Michael Tucker, executive director of the National Council on Drug Abuse (NCDA), said that four years after the amendment, a number of Jamaicans are still of the view that the use of the drugs has been legalised.

“What we have seen, which is a little worrying, is that people are confused,” he said, while reiterating calls for more campaigns to be done to educate people about what obtains under the new legislation.

“What our experience has been is that some public education was done, but enough wasn’t, so even students are saying it is legalised now,” he said.

Stultz said some of the boys have easy access to the drugs as it is planted in their backyards.

“I have students whose parents cultivate it and sell,” she said.

New provisions

Based on the new provisions, the use of ganja by persons of the Rastafarian faith, and use of ganja for medicinal, therapeutic and scientific purposes is allowed. Each household is also allowed to legally grow no more than five ganja plants on its premises, and if there is more than one household on any premises, each household may grow five ganja plants.

Stultz said the boys were informed when being admitted to the institution that drug tests would be done; however, they have often bragged about being able to beat it.

“The boys are smart. When they hear that you are coming or they know, they tell me what they used to clean up so that it would be negative. They know what to take,” she said.

“They didn’t know that we were having this one. They just came in for devotion and, bam, it started. So they were caught off guard,” she explained.

Tucker said there has been a steady increase in requests for the services offered by the NCDA since the amendment to the act. Several requests for testing have come from guidance counsellors, school administrators, and even parents. Several of the boys have, however, made attempts to beat the test through a variety of means, including taking a sample of someone else’s urine to be tested. Tucker recalls one male even taking urine belonging to a female to be tested.

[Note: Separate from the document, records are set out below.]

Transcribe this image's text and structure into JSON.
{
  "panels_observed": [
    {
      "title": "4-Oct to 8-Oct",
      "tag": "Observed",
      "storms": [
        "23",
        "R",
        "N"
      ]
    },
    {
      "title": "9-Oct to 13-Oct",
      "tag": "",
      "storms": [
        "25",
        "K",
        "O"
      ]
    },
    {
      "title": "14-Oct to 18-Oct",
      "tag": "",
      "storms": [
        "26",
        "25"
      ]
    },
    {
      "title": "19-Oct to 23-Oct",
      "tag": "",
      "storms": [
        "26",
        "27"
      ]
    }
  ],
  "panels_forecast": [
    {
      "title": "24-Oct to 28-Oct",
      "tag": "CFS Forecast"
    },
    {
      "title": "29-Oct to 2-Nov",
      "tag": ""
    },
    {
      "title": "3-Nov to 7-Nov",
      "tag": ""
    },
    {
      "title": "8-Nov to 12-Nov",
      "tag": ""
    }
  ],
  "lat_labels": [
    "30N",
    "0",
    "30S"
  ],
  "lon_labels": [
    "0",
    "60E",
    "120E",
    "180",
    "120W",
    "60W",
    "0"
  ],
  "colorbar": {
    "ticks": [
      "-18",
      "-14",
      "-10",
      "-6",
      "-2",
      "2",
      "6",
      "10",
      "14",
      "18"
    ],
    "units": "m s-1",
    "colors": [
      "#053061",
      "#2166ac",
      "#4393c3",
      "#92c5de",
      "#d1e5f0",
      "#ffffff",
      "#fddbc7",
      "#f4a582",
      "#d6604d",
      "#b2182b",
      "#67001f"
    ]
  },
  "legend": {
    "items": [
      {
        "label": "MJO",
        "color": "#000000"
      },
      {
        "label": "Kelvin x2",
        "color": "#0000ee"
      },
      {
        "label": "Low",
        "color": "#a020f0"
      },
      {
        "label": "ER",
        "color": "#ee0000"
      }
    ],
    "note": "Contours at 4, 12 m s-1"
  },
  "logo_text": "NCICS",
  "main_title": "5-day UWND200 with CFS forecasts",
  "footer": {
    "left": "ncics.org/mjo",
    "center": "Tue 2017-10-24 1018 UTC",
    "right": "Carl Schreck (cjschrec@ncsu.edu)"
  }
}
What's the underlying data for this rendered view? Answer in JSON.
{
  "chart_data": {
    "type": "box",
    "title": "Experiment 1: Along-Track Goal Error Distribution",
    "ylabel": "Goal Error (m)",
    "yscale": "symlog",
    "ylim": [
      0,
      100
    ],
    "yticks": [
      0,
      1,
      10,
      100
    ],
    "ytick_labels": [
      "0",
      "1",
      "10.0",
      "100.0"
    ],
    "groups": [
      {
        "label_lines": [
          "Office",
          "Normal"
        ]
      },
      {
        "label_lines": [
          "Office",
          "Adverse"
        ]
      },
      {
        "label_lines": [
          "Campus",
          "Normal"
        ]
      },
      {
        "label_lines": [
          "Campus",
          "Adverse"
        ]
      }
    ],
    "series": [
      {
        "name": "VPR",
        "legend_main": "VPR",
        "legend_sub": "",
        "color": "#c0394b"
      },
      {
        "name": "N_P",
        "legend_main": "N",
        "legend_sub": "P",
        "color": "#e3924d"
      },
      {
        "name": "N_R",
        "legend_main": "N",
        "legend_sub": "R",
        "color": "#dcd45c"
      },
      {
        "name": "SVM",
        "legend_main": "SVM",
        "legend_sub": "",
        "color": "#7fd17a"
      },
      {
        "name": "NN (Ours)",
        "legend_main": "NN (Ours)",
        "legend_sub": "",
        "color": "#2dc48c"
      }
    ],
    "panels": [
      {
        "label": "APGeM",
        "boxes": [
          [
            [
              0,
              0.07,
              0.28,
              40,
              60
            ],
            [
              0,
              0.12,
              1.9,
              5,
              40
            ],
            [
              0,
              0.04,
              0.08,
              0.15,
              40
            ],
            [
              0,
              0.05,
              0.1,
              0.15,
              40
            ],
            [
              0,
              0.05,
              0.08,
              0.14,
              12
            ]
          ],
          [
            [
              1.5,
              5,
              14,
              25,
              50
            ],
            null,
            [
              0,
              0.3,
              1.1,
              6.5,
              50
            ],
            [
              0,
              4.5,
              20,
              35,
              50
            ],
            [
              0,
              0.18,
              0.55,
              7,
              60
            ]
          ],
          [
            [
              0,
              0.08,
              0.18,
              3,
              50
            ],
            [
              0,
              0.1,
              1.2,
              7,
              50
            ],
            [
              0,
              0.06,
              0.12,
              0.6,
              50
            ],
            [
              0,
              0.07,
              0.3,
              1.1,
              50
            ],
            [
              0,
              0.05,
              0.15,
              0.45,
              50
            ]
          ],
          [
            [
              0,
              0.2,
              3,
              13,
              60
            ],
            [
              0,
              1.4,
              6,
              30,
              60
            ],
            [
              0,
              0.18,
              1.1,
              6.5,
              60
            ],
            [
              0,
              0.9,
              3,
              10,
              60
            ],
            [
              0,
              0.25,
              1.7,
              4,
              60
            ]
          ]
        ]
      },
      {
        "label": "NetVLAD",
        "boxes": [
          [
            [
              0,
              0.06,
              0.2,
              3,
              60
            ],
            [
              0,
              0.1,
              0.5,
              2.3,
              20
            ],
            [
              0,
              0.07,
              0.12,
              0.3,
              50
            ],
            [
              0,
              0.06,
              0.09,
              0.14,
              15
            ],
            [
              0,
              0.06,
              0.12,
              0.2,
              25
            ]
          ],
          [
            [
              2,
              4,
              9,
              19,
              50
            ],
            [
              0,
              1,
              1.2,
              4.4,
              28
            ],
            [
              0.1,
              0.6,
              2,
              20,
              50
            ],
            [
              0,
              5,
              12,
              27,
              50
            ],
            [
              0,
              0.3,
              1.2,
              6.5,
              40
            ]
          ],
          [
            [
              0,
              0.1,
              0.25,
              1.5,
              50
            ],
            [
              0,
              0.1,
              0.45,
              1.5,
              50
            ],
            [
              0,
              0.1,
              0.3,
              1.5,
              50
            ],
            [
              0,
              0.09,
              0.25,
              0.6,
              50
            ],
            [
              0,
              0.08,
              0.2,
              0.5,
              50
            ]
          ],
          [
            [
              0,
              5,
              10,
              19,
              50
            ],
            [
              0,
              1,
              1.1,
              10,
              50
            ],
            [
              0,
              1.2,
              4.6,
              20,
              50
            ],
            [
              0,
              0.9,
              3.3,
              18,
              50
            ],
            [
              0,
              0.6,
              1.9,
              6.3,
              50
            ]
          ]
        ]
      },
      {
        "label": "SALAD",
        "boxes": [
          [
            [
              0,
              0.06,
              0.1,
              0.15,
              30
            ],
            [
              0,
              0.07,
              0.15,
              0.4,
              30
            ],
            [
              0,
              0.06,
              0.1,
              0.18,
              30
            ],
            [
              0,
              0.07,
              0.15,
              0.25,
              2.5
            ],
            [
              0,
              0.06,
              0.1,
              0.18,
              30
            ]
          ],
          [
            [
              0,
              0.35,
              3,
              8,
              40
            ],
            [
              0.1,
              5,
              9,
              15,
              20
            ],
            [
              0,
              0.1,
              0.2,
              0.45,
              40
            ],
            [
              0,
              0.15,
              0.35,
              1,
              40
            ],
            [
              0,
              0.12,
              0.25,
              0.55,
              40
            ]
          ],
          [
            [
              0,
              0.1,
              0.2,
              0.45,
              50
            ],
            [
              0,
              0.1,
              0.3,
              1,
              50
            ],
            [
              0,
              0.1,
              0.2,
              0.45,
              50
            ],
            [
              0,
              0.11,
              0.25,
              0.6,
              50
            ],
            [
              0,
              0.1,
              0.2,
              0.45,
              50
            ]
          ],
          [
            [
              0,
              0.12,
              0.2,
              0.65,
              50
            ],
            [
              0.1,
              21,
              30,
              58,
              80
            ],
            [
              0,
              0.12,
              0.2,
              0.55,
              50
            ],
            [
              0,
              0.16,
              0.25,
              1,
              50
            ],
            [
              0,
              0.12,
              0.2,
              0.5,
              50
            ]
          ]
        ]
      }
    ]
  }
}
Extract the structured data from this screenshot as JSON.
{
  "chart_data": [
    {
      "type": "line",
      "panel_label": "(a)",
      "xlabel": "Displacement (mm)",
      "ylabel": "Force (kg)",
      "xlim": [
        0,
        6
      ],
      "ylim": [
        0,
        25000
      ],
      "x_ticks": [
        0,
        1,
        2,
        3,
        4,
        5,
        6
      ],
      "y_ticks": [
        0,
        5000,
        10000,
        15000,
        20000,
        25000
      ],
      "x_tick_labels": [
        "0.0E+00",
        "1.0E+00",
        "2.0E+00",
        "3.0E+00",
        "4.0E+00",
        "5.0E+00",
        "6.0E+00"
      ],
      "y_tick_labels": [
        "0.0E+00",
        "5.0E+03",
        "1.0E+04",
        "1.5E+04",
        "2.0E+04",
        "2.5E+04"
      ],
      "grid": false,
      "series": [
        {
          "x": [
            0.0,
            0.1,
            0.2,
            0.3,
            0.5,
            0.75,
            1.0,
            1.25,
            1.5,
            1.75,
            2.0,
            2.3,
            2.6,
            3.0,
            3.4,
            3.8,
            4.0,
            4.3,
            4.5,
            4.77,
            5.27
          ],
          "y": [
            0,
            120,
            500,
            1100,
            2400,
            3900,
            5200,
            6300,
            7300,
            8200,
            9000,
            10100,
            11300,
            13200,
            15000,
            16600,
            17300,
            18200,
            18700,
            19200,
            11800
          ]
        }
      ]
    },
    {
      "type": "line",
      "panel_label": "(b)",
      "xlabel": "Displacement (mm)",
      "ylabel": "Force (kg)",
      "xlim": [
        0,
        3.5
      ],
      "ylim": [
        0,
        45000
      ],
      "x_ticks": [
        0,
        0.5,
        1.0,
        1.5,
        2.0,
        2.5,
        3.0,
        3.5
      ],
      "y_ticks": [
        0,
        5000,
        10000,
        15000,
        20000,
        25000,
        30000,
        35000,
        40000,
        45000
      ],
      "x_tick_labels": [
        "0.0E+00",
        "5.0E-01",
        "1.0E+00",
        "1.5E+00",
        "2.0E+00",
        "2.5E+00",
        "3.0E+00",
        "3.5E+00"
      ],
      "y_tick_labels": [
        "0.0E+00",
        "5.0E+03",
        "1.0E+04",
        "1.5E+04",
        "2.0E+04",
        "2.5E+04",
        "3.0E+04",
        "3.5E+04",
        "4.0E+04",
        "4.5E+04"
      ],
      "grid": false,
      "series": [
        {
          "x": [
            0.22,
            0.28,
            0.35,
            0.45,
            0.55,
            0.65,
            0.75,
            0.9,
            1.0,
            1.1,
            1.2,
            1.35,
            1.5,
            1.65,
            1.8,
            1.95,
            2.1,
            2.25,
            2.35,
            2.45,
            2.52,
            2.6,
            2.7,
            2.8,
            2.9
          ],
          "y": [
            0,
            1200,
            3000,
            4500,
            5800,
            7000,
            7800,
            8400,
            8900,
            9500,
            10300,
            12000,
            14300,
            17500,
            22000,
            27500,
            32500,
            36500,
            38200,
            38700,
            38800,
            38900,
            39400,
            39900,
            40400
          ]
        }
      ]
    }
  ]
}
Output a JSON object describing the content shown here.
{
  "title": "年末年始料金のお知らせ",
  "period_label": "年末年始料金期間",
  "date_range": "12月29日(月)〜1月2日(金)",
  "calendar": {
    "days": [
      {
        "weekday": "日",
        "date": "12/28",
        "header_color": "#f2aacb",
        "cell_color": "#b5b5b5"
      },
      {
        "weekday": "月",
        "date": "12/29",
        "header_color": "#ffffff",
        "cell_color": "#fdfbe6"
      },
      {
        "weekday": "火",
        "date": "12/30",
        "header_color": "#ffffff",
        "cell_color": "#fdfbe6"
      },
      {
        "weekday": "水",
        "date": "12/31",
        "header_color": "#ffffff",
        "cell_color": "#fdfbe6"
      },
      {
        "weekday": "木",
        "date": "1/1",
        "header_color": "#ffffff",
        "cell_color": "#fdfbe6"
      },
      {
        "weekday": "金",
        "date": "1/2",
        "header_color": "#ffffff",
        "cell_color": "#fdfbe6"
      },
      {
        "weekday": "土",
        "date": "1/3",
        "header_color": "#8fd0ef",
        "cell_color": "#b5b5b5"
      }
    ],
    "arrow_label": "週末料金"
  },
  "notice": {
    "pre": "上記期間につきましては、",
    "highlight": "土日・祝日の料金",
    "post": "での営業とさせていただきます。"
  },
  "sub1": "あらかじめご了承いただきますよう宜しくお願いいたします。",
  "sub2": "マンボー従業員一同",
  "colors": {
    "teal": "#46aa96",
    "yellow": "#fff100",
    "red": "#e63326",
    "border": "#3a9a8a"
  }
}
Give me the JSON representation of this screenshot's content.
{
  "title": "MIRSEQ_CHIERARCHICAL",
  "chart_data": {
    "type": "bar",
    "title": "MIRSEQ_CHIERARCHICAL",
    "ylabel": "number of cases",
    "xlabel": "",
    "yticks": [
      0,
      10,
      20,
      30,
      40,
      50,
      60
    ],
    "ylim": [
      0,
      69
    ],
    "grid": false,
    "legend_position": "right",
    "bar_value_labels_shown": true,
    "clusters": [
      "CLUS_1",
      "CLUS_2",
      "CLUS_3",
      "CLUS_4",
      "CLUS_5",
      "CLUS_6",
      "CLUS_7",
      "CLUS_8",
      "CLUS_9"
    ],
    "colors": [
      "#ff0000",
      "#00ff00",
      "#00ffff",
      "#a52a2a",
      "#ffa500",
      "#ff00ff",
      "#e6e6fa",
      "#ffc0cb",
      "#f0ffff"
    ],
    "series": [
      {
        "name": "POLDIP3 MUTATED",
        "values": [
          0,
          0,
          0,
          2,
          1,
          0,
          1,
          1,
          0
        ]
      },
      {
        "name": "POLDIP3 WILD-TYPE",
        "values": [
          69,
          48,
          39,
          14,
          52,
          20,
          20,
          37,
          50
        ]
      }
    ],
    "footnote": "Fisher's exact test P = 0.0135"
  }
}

“There are various ways to mask what is there, but usually the test will show if the person is using because the ganja stays in your system for quite a while,” he said.

Under the Dangerous Drugs (Amendment) Act 2015, a person who is found in possession of two ounces or less who is under the age of 18 years, or who is 18 years or older and appears to the police to be dependent on ganja is referred to the NCDA for counselling.